State Board for Community and Technical Colleges. The SBCTC shall establish a pilot program to encourage college districts to plan for the unique needs and challenges of students experiencing homelessness. Such accommodations may include, but are not limited to: laundry facilities, storage, showers, encouraging culinary programs to provide free or reduced priced meals, and providing short-term housing or housing assistance; and plans to develop surplus property for affordable housing to accommodate the needs of students experiencing homelessness. The pilot program must include two college districts, one on each side of the Cascade mountain range. The pilot program expires July 1, 2022. The college districts that participate in the pilot program shall provide a joint report to the Legislature by December 1, 2022, that includes at the least the following information: (1) the number of students experiencing homelessness during the pilot program, (2) the number of students assisted, (3) strategies for accommodating students experiencing homelessness, and (4) legislative recommendations.

Chemical Dependency or Mental Health Treatment for Homeless Individuals. Local governments have the authority to enact a one-tenth of 1 percent tax for homeless individuals needing chemical dependency or mental health treatment. Monies collected under this tax must be used for the purpose of providing for the operation or delivery of chemical dependency or mental health treatment programs and services and for the operation or delivery of therapeutic court programs and services for individuals experiencing homelessness. Programs and services includes, but is not limited to: treatment services, case management, transportation, and housing that are a component of a coordinated chemical dependency or mental health treatment program or service for individuals experiencing homelessness.
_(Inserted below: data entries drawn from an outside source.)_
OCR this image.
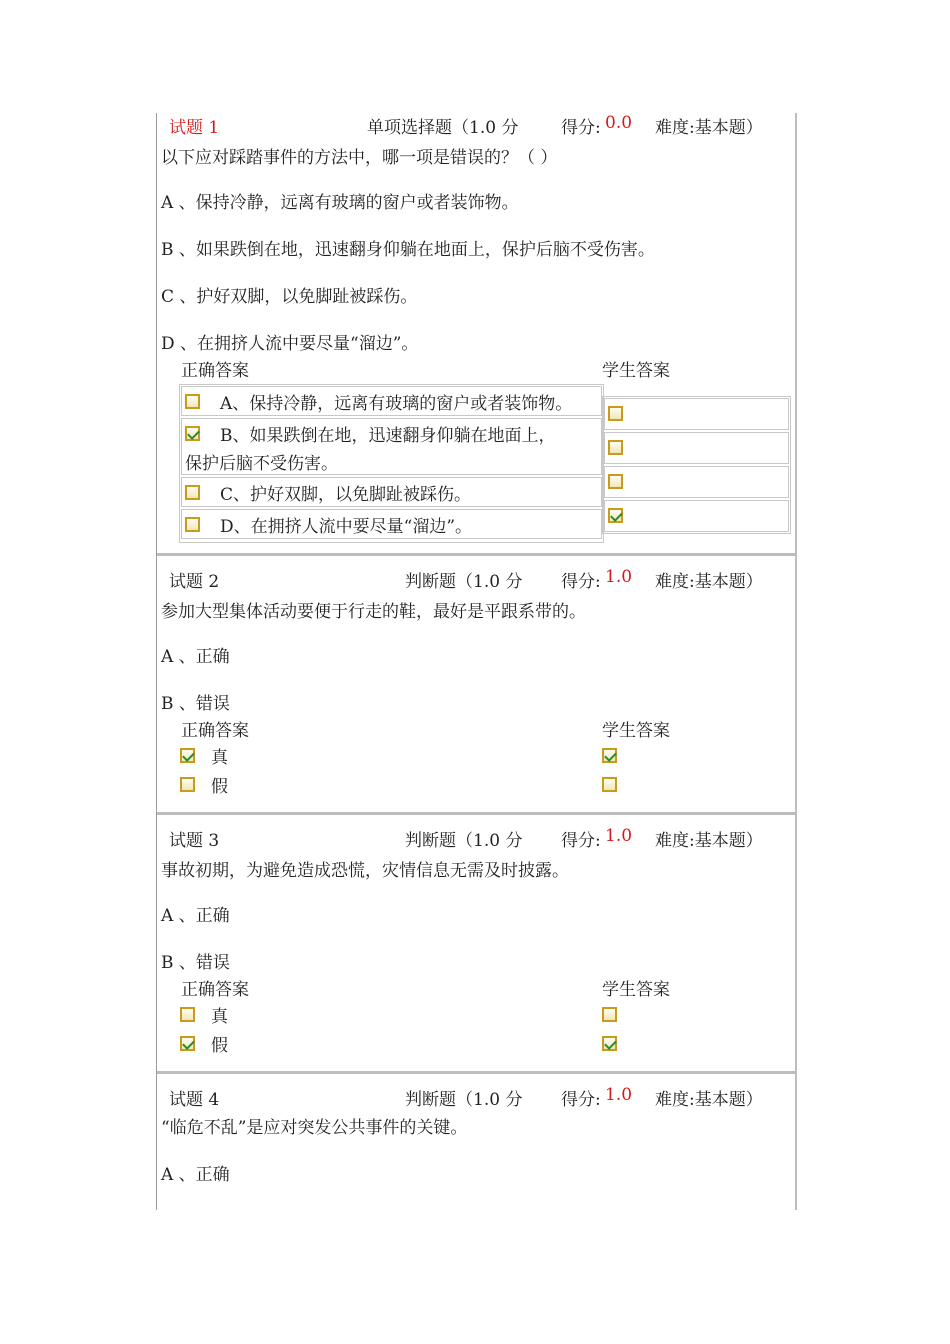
试题 1	单项选择题（1.0 分	得分: 0.0 难度:基本题）
以下应对踩踏事件的方法中，哪一项是错误的？（ ）
A 、保持冷静，远离有玻璃的窗户或者装饰物。
B 、如果跌倒在地，迅速翻身仰躺在地面上，保护后脑不受伤害。
C 、护好双脚，以免脚趾被踩伤。
D 、在拥挤人流中要尽量“溜边”。
正确答案	学生答案
A、保持冷静，远离有玻璃的窗户或者装饰物。
B、如果跌倒在地，迅速翻身仰躺在地面上，
保护后脑不受伤害。
C、护好双脚，以免脚趾被踩伤。
D、在拥挤人流中要尽量“溜边”。
试题 2	判断题（1.0 分 得分: 1.0 难度:基本题）
参加大型集体活动要便于行走的鞋，最好是平跟系带的。
A 、正确
B 、错误
正确答案	学生答案
真
假
试题 3	判断题（1.0 分 得分: 1.0 难度:基本题）
事故初期，为避免造成恐慌，灾情信息无需及时披露。
A 、正确
B 、错误
正确答案	学生答案
真
假
试题 4	判断题（1.0 分 得分: 1.0 难度:基本题）
“临危不乱”是应对突发公共事件的关键。
A 、正确
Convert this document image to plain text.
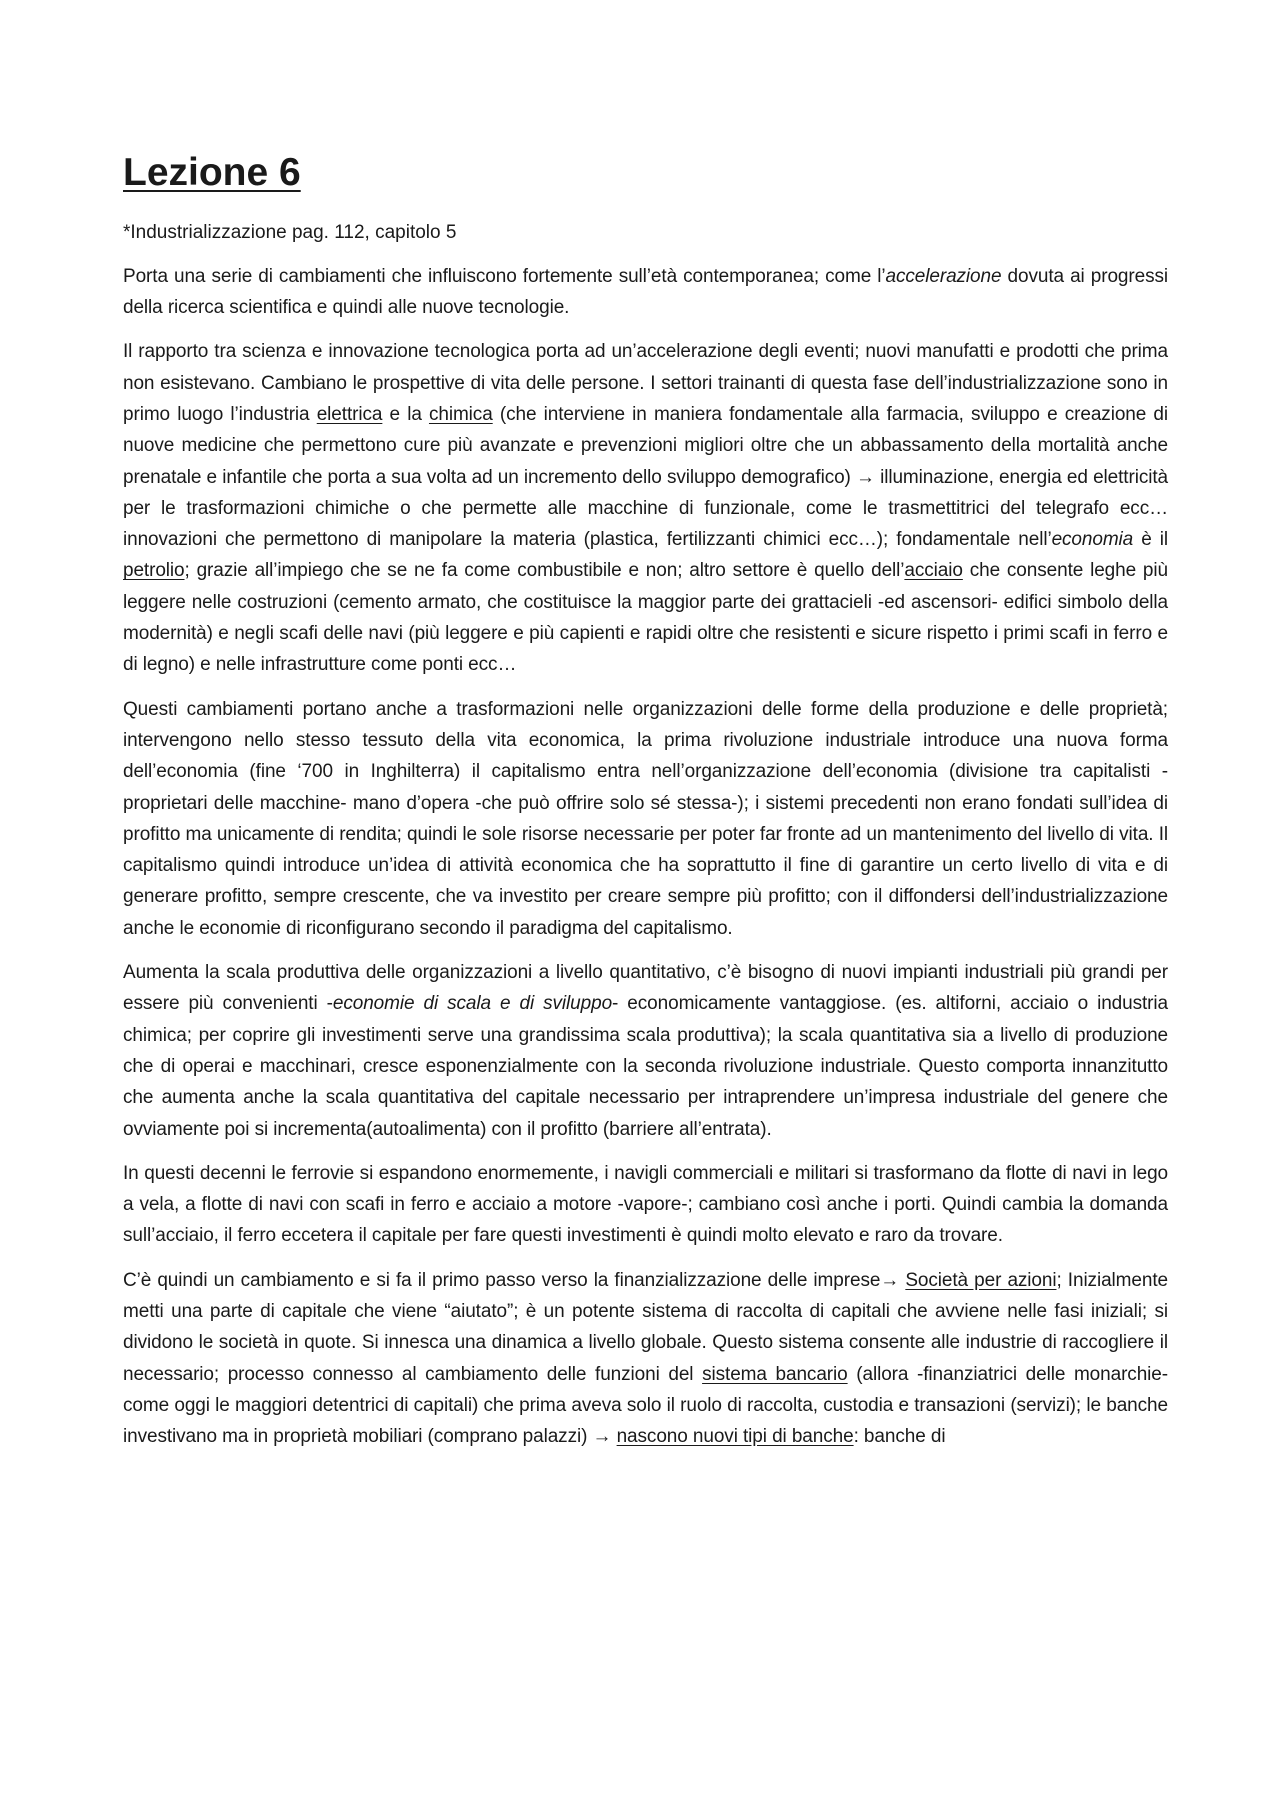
Lezione 6

*Industrializzazione pag. 112, capitolo 5

Porta una serie di cambiamenti che influiscono fortemente sull’età contemporanea; come l’accelerazione dovuta ai progressi della ricerca scientifica e quindi alle nuove tecnologie.

Il rapporto tra scienza e innovazione tecnologica porta ad un’accelerazione degli eventi; nuovi manufatti e prodotti che prima non esistevano. Cambiano le prospettive di vita delle persone. I settori trainanti di questa fase dell’industrializzazione sono in primo luogo l’industria elettrica e la chimica (che interviene in maniera fondamentale alla farmacia, sviluppo e creazione di nuove medicine che permettono cure più avanzate e prevenzioni migliori oltre che un abbassamento della mortalità anche prenatale e infantile che porta a sua volta ad un incremento dello sviluppo demografico) → illuminazione, energia ed elettricità per le trasformazioni chimiche o che permette alle macchine di funzionale, come le trasmettitrici del telegrafo ecc… innovazioni che permettono di manipolare la materia (plastica, fertilizzanti chimici ecc…); fondamentale nell’economia è il petrolio; grazie all’impiego che se ne fa come combustibile e non; altro settore è quello dell’acciaio che consente leghe più leggere nelle costruzioni (cemento armato, che costituisce la maggior parte dei grattacieli -ed ascensori- edifici simbolo della modernità) e negli scafi delle navi (più leggere e più capienti e rapidi oltre che resistenti e sicure rispetto i primi scafi in ferro e di legno) e nelle infrastrutture come ponti ecc…

Questi cambiamenti portano anche a trasformazioni nelle organizzazioni delle forme della produzione e delle proprietà; intervengono nello stesso tessuto della vita economica, la prima rivoluzione industriale introduce una nuova forma dell’economia (fine ‘700 in Inghilterra) il capitalismo entra nell’organizzazione dell’economia (divisione tra capitalisti -proprietari delle macchine- mano d’opera -che può offrire solo sé stessa-); i sistemi precedenti non erano fondati sull’idea di profitto ma unicamente di rendita; quindi le sole risorse necessarie per poter far fronte ad un mantenimento del livello di vita. Il capitalismo quindi introduce un’idea di attività economica che ha soprattutto il fine di garantire un certo livello di vita e di generare profitto, sempre crescente, che va investito per creare sempre più profitto; con il diffondersi dell’industrializzazione anche le economie di riconfigurano secondo il paradigma del capitalismo.

Aumenta la scala produttiva delle organizzazioni a livello quantitativo, c’è bisogno di nuovi impianti industriali più grandi per essere più convenienti -economie di scala e di sviluppo- economicamente vantaggiose. (es. altiforni, acciaio o industria chimica; per coprire gli investimenti serve una grandissima scala produttiva); la scala quantitativa sia a livello di produzione che di operai e macchinari, cresce esponenzialmente con la seconda rivoluzione industriale. Questo comporta innanzitutto che aumenta anche la scala quantitativa del capitale necessario per intraprendere un’impresa industriale del genere che ovviamente poi si incrementa(autoalimenta) con il profitto (barriere all’entrata).

In questi decenni le ferrovie si espandono enormemente, i navigli commerciali e militari si trasformano da flotte di navi in lego a vela, a flotte di navi con scafi in ferro e acciaio a motore -vapore-; cambiano così anche i porti. Quindi cambia la domanda sull’acciaio, il ferro eccetera il capitale per fare questi investimenti è quindi molto elevato e raro da trovare.

C’è quindi un cambiamento e si fa il primo passo verso la finanzializzazione delle imprese→ Società per azioni; Inizialmente metti una parte di capitale che viene “aiutato”; è un potente sistema di raccolta di capitali che avviene nelle fasi iniziali; si dividono le società in quote. Si innesca una dinamica a livello globale. Questo sistema consente alle industrie di raccogliere il necessario; processo connesso al cambiamento delle funzioni del sistema bancario (allora -finanziatrici delle monarchie- come oggi le maggiori detentrici di capitali) che prima aveva solo il ruolo di raccolta, custodia e transazioni (servizi); le banche investivano ma in proprietà mobiliari (comprano palazzi) → nascono nuovi tipi di banche: banche di
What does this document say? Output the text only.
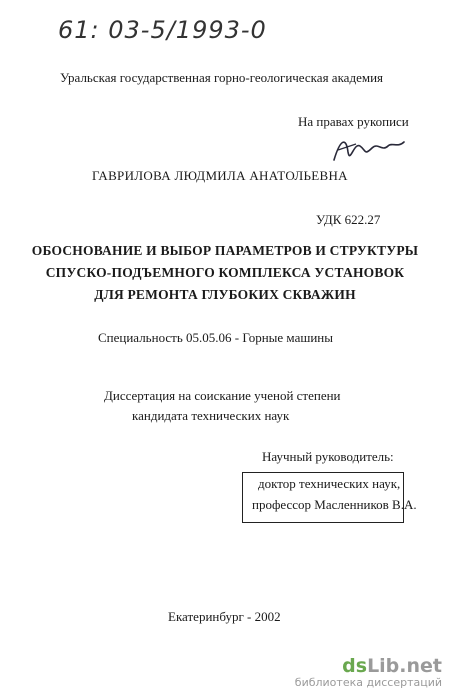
61: 03-5/1993-0
Уральская государственная горно-геологическая академия
На правах рукописи
ГАВРИЛОВА ЛЮДМИЛА АНАТОЛЬЕВНА
УДК 622.27
ОБОСНОВАНИЕ И ВЫБОР ПАРАМЕТРОВ И СТРУКТУРЫ
СПУСКО-ПОДЪЕМНОГО КОМПЛЕКСА УСТАНОВОК
ДЛЯ РЕМОНТА ГЛУБОКИХ СКВАЖИН
Специальность 05.05.06 - Горные машины
Диссертация на соискание ученой степени
кандидата технических наук
Научный руководитель:
доктор технических наук,
профессор Масленников В.А.
Екатеринбург - 2002
dsLib.net
библиотека диссертаций
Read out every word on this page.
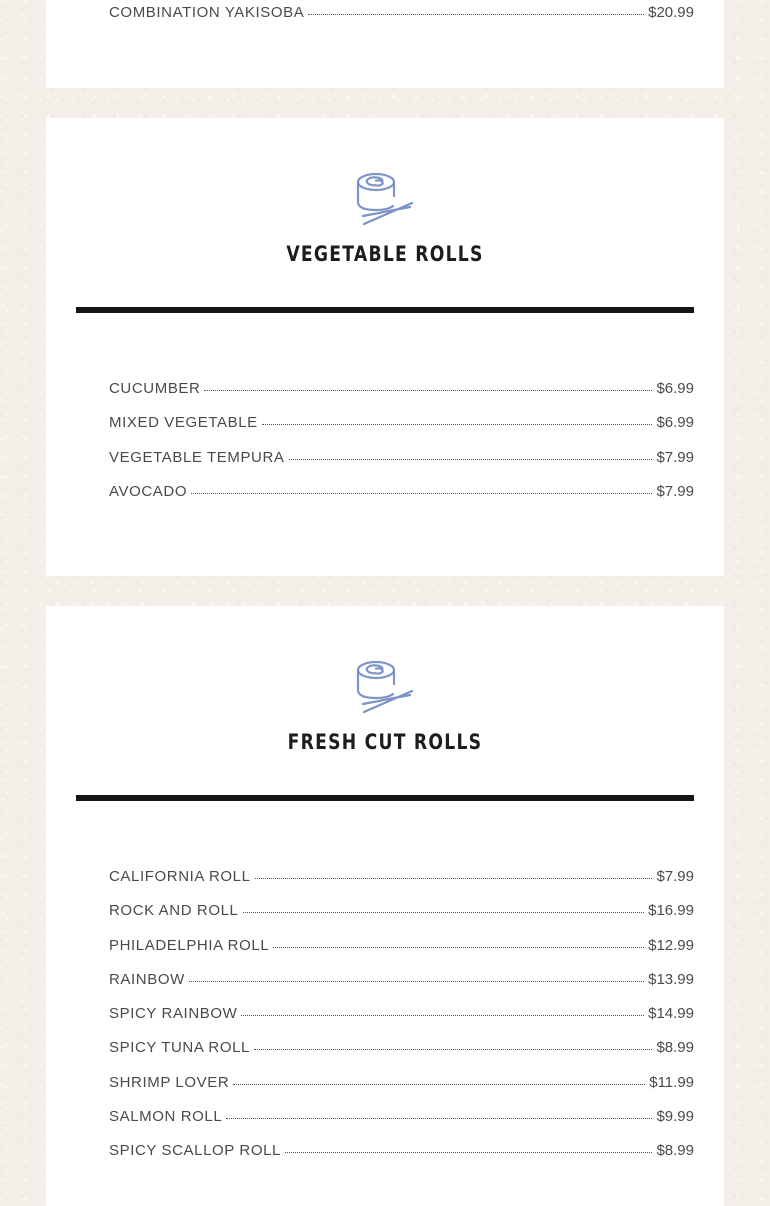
COMBINATION YAKISOBA	$20.99
VEGETABLE ROLLS
CUCUMBER	$6.99
MIXED VEGETABLE	$6.99
VEGETABLE TEMPURA	$7.99
AVOCADO	$7.99
FRESH CUT ROLLS
CALIFORNIA ROLL	$7.99
ROCK AND ROLL	$16.99
PHILADELPHIA ROLL	$12.99
RAINBOW	$13.99
SPICY RAINBOW	$14.99
SPICY TUNA ROLL	$8.99
SHRIMP LOVER	$11.99
SALMON ROLL	$9.99
SPICY SCALLOP ROLL	$8.99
Monies collected may be used to support the cost of the judicial officer and support staff of a therapeutic court.

Treatment on Demand. BHOs are to develop innovative strategies to serve the homeless including, but not limited to: treatment on demand, engaging in outreach programs to encourage homeless people to receive services, and developing a process to link a homeless person with housing, ensuring that no person receiving services through a behavioral health organization is discharged into homelessness. Treatment on demand means immediate entry into mental health or drug treatment, or both, for all homeless individuals who request such services.

Appropriation: None.

Fiscal Note: Requested on March 20, 2017.

Creates Committee/Commission/Task Force that includes Legislative members: No.

Effective Date: Ninety days after adjournment of session in which bill is passed.